Perry Kate
Very very predictable, including the post credit scene !!!
Libramedi
Intense, gripping, stylish and poignant
Myron Clemons
A film of deceptively outspoken contemporary relevance, this is cinema at its most alert, alarming and alive.
Billy Ollie
Through painfully honest and emotional moments, the movie becomes irresistibly relatable
Michael_Elliott
Blood and Steel (1959) ** (out of 4) WW2 film produced by Gene Corman so that should tell you that we're dealing with a low budget. Four American soldiers wind up on an Island help by the Japanese and must find a way to get off. This film actually looks a lot better than it should due to the low budget but in the end it really doesn't offer anything we couldn't see elsewhere. The cast, including a young Brett Halsey, are pretty good with performances that won't win them Oscars but they're worthy enough for the film. There are a couple good gunfight scenes and there's some nice visuals captured in the scope frame but again, we've seen this type of film countless times.
ameyer2
Four American Seabees land on a Pacific island held by a small, bored, left behind Japanese garrison. Their mission is to determine whether an airfield can be built on the island, and then get out and report back. However they run into the Japanese almost immediately and wind up running and fighting for the rest of the film.The movie fails on many levels.It is not credible as an action movie. The Americans hide almost effortlessly from the Japanese, who seem listless and lackluster in their pursuit. The Americans' Tommy guns never seem to need reloading. They talk in almost normal voices in spite of nearby Japanese. They almost always spot the Japanese first and hide successfully in places where they should be spotted pretty quickly.It's just as bad as a character movie. The officer in charge is irascible and arbitrary. The men aren't entirely believable. The Japanese, even though they have small parts, are better presented as people. The single girl in the story, who is completely unbelievable as a native islander, is given a totally predictable and mechanical part.The plot lurches from action to action, almost as if the writers wrote a scene, the company played it, and then the writers asked themselves, Now what should we do next?Perhaps, as others have suggested, this was a pilot for a TV series that was never made. It has a few good touches, but they are overwhelmed by the failures.
vandino1
Four Seabees land on "Gizo Island" in 1943 in order to survey it for an airstrip to be built for the U.S. during the war against the Japanese. On the island is a contingent of Japanese soldiers bored with their occupation. Eventually both sides clash. As for the island natives themselves, the film makers were apparently so cheap that they only provided for one, as embodied by Ms. Rodann. James Hong, a familiar Asian actor, plays one of the Japanese occupiers.
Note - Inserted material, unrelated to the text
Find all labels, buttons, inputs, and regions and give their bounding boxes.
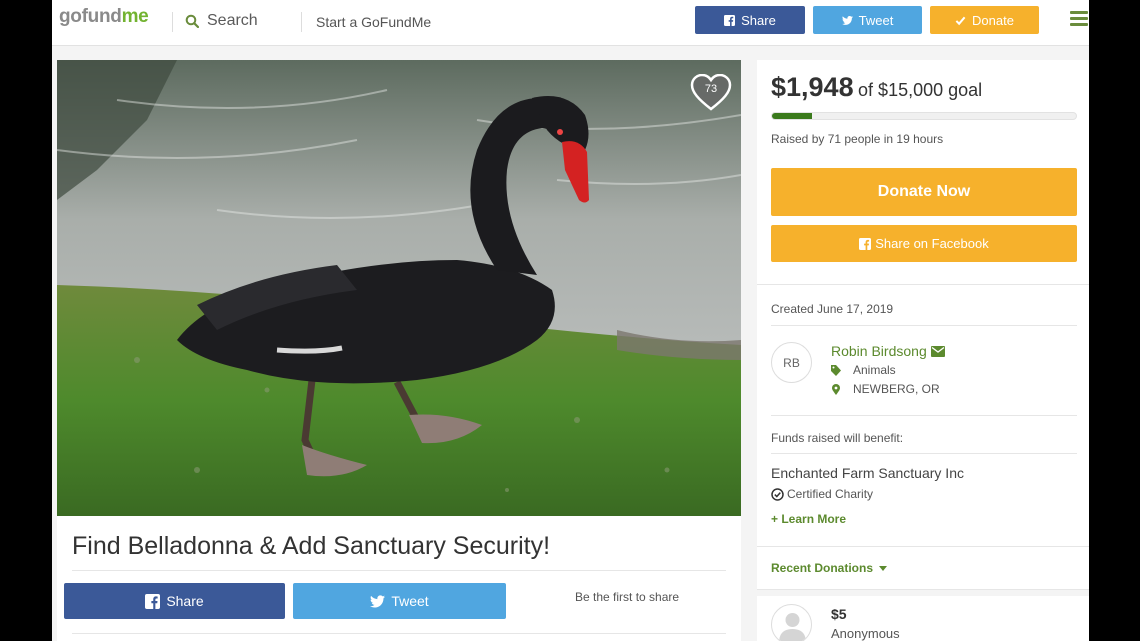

The four Seabees are a dull lot with the possible exception of James Edwards, a capable black actor, who is wounded and fights his way back to the dinghy that brought the men to the island. Of course the fact that he's black would have eliminated him from the mission during WW2, unfortunate truth-be-told. It doesn't matter. The film is short, filled with action, yet still boring. Calvin Jackson tries to keep things lively with his music score, but this is still nothing more than a 50's TV-level war drama of little consequence or interest. And the futility of its ending is enough to make you feel you've wasted an hour watching the whole wretched thing.
boblipton
I think there is no point. This looks like a pilot for a one-hour war drama like COMBAT! that never got beyond this stage. Filled with Cold War angst about the forthcoming Third World War, we watch as shots of Americans with guns alternate with shots of Japanese with guns, eked out with occasional shots of palm trees, until the fighting is past. "Poor slobs" the Yanks announce about the dead Japs, until the Japs, not quite dead, start shooting.This is the earliest instance I have encountered of the Racially Integrated World War Two Combat Unit, which is a nice thing when it comes to acting jobs for Blacks and racial harmony, but is historically nonsense. U.S. military units were segregated by order of that *great* humanitarian Woodrow Wilson and integration did not begin to take place until an executive order during the Korean War by Harry Truman, alleged KKK member.Director Kowalski later went on to helm some good episodes of COLUMBO, so either this wasn't his métier or he needed a decent script and actors or he learned how to direct as he went along. Whatever.